Much like ISFJs, INFJs strengths lie in their sense of compassion and are drawn to helping people that they care about. Counselors have a strong altruistic streak and an innate ability to know how others are feeling and when they need help. When combined with their creative skillset, this personality can help out others with their imaginative and problem solving skills.
Counselors also have a strong set of principles. INFJs feel their beliefs deeply and will passionately put in the work to help them work towards those beliefs.
ISFJs can be especially humble and they can struggle to stand up for themselves or take credit when it’s due to them. Defenders should take care to not let their own achievements go unnoticed.
Change can be a bit difficult for ISFJs, as this personality values tradition and has quite a conservative outlook on life. Because of this, it can take a lot to change a Defender’s mind. ISFJs also have a tendency to overload themselves, feeling the pressure to help others and having a strong sense of perfectionism.
Perfectionism and burnout are real issues for Counselors. Because of their passion and deeply held beliefs, INFJs often think that nothing less than 110% is needed to contribute towards their principles. However, this work ethic does not have longevity and can leave this personality overworked and focusing on minor flaws.
INFJs can also feel criticism particularly harshly, but this is due to their passion, rather than their sensitivity. When an Counselor believes in their work they can take criticism personally. Much like ISFJs, Counselors can also keep their feelings to themselves, not wanting to burden others and leaving them vulnerable to isolation.

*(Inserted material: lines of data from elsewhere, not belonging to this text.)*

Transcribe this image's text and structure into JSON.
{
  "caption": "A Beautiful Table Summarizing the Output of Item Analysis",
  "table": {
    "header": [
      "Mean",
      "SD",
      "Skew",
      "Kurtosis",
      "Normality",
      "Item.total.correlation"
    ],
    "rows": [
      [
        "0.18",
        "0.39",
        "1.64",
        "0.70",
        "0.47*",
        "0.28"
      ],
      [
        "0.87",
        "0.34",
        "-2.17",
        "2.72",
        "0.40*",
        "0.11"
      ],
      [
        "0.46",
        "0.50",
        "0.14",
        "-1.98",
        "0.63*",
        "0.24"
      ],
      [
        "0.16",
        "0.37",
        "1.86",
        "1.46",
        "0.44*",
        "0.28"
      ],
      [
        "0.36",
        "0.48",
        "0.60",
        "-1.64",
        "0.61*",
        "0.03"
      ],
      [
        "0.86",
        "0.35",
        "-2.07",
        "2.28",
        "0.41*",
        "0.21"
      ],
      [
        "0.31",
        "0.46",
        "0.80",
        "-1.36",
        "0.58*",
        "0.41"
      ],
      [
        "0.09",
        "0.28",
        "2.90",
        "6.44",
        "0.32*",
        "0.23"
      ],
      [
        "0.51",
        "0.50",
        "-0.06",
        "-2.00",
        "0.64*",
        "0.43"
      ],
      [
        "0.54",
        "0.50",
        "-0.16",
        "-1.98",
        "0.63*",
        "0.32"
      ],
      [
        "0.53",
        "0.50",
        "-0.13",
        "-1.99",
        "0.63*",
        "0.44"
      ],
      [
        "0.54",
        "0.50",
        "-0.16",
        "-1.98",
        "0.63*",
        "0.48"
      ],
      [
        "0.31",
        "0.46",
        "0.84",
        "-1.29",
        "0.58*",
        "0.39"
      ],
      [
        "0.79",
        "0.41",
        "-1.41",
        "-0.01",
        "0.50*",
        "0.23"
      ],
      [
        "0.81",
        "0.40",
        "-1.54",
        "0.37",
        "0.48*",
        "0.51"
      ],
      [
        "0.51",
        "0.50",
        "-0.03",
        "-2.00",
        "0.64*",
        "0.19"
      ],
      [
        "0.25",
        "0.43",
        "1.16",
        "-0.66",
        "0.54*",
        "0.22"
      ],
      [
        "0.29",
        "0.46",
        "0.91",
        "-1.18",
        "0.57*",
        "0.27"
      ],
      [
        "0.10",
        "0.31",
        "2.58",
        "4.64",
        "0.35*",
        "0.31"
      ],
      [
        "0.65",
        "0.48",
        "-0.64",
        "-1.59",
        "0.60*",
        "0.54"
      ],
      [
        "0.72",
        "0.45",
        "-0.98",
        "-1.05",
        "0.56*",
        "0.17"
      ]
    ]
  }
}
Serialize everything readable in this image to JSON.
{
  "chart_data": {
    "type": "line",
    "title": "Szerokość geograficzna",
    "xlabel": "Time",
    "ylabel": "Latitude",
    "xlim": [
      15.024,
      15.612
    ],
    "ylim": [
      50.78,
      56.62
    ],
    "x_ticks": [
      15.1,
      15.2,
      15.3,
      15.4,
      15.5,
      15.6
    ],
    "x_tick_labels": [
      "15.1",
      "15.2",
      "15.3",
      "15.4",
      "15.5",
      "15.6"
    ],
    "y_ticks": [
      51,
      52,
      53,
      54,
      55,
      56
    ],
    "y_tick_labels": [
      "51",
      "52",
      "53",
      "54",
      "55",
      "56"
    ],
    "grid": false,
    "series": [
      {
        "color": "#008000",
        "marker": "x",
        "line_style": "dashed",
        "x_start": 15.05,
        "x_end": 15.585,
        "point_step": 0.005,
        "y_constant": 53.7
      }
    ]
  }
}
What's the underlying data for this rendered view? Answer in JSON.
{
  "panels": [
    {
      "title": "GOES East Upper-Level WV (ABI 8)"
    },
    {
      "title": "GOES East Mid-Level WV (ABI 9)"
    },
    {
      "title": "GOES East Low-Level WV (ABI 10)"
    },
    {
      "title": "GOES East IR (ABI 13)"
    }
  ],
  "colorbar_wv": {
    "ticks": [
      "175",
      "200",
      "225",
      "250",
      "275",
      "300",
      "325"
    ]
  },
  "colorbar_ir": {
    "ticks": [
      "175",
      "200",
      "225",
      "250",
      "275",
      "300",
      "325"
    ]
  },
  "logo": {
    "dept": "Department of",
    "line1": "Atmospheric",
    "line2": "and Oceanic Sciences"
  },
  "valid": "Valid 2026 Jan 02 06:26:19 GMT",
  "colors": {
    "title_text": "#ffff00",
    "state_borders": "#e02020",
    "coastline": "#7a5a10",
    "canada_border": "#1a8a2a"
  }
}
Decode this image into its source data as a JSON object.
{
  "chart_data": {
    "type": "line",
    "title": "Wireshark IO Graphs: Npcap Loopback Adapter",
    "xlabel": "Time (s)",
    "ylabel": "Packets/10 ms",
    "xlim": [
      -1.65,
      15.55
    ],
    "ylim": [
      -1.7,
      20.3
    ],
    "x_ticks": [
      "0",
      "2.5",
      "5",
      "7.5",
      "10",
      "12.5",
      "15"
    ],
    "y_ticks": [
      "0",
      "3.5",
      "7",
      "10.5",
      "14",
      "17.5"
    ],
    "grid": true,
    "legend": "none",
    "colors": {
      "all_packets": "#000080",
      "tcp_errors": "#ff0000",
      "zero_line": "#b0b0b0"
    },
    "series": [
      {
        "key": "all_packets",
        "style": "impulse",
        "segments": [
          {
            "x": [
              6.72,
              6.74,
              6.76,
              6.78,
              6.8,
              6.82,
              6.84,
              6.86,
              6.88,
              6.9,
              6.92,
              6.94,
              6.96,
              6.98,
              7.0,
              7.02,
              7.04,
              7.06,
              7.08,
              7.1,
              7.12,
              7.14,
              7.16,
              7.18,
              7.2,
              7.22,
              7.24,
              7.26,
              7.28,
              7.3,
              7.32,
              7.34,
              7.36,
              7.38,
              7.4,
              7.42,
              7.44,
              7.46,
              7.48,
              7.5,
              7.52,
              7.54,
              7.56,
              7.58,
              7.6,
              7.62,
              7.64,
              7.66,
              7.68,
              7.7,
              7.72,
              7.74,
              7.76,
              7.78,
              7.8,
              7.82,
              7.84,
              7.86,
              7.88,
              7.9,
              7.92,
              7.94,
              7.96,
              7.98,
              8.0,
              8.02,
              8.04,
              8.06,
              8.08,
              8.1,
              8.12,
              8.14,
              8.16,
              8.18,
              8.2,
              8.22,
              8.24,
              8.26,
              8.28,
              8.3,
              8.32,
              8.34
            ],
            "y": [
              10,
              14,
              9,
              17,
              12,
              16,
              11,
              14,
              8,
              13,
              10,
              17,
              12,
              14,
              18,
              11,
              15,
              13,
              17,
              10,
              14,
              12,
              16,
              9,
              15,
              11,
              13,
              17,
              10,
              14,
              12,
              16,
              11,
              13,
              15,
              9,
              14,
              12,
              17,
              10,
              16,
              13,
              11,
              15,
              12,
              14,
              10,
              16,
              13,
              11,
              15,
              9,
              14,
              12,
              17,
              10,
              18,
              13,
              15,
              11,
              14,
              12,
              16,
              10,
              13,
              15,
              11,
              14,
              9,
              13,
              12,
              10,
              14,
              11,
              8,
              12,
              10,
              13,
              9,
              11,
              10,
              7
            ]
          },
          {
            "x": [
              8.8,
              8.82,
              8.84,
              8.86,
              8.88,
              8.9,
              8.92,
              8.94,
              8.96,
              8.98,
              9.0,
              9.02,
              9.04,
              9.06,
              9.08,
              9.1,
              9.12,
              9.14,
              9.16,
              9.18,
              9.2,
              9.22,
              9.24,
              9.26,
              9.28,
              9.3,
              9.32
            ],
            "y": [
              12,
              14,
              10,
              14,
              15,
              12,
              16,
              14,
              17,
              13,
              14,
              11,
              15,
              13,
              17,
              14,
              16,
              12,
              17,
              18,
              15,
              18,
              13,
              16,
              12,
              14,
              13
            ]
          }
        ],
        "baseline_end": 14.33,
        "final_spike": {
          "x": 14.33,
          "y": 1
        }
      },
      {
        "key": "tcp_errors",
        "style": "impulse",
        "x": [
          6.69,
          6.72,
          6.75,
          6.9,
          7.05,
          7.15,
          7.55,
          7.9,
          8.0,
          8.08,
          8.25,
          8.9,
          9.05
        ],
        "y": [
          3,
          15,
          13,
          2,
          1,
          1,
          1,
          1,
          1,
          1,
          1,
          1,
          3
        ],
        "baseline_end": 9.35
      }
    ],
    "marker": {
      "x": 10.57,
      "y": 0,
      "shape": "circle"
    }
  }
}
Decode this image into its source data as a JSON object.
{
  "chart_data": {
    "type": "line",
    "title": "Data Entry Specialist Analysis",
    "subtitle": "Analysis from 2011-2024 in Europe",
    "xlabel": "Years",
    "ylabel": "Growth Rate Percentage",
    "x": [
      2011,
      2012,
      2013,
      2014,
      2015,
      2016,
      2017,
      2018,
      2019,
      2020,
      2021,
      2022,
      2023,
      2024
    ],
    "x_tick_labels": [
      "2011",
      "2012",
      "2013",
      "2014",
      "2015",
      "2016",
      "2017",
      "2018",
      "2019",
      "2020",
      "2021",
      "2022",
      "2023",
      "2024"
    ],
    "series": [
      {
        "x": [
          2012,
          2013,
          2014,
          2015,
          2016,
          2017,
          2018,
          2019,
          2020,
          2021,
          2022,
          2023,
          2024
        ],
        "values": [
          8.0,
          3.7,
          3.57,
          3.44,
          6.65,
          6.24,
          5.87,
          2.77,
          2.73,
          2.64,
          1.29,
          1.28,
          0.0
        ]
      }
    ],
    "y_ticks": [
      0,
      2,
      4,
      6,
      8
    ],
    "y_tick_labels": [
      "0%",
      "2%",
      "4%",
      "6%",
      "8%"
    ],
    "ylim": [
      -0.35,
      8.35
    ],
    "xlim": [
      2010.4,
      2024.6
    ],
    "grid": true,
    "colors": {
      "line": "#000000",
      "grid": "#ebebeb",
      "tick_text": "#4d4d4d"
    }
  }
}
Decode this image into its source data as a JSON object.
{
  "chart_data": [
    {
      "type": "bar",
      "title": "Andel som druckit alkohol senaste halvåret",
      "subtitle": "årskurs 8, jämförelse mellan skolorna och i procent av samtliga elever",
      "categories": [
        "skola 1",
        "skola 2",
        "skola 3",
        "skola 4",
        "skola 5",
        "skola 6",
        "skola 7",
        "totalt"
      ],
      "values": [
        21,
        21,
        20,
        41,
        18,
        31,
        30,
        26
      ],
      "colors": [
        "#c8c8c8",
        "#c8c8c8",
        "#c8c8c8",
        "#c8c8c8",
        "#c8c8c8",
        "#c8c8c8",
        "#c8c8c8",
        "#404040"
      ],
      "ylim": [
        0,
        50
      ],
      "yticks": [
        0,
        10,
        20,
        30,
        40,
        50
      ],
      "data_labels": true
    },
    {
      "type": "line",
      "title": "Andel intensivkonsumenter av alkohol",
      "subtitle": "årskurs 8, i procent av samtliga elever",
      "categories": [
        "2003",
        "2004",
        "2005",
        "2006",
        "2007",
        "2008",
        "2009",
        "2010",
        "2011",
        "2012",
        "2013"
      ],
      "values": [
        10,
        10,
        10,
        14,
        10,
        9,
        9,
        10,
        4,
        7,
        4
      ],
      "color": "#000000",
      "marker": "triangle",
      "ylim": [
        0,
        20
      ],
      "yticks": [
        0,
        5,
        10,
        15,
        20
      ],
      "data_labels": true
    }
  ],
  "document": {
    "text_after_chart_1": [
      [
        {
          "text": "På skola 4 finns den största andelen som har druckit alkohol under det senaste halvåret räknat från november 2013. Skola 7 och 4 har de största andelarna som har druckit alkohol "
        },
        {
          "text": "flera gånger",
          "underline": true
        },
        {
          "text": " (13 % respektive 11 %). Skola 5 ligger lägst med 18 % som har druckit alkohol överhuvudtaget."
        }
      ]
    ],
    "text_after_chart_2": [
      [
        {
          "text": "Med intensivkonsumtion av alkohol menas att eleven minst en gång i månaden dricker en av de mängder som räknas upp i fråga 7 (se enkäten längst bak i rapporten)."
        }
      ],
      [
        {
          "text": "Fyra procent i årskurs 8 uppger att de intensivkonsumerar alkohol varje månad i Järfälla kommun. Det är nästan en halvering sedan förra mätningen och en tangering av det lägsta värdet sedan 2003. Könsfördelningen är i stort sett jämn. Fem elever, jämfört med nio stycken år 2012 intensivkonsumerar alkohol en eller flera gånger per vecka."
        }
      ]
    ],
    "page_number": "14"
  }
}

Defenders are excellent contributors to the workforce, thanks in large part to their perfectionism, desire to serve others, and creative but practical ways of thinking. ISFJs don’t need praise to do a job well, seeing the positive effects of their work is motivation enough. Because of their reliability and supportive nature, Defenders do well in roles that involve counseling, support, and advice.
Rules, structure, and hierarchy are no barrier for ISFJs. This personality values tradition, so they can do well within the structured layout of most corporate organizations.
Counselors tend to seek out work that aligns with their principles and allows them to feel like they are making a real difference for others. INFJs can work in almost any area, but meaningful positions that connect with others like social work, counselling, teaching and spiritual work are great fits. Because of their strong ability to communicate, careers where they can express this strength like writing, music and film can be good options for INFJs.
Defenders take a lot of pride and joy out of taking care of their family and loved ones. When in a relationship, ISFJs are loyal and reliable partners who love to spend time at home. However, it can take this personality quite a while to reach that point. Because they are introverted and modest, ISFJs can struggle with putting themselves out there. They’ll do best when meeting people in an environment that they feel comfortable in.
ISFJs aren’t ones to play the field, they take relationships seriously and only like to pursue ones that have the potential for long-term serious love.
Romance is an important part of INFJs, but they won’t just settle for anyone. Counselors have firm ideas of what they want in a match – they are particularly after meaningful and deep connections where they can grow alongside their partner.
When they are in a relationship, INFJs are not one to take it for granted. Warm, passionate and insightful partners, Counselors know how to make their partners feel understood, heard and loved.
The bottom line
Both Defenders and Counselors are great friends to have in life, but these compassionate and altruistic personalities do show some differences. INFJs can be much more determined in reaching goals that fit their ideals. While ISFJs aren’t afraid to put in hard work, they’re a lot more modest and more likely to just quietly go ahead with their altruistic deeds.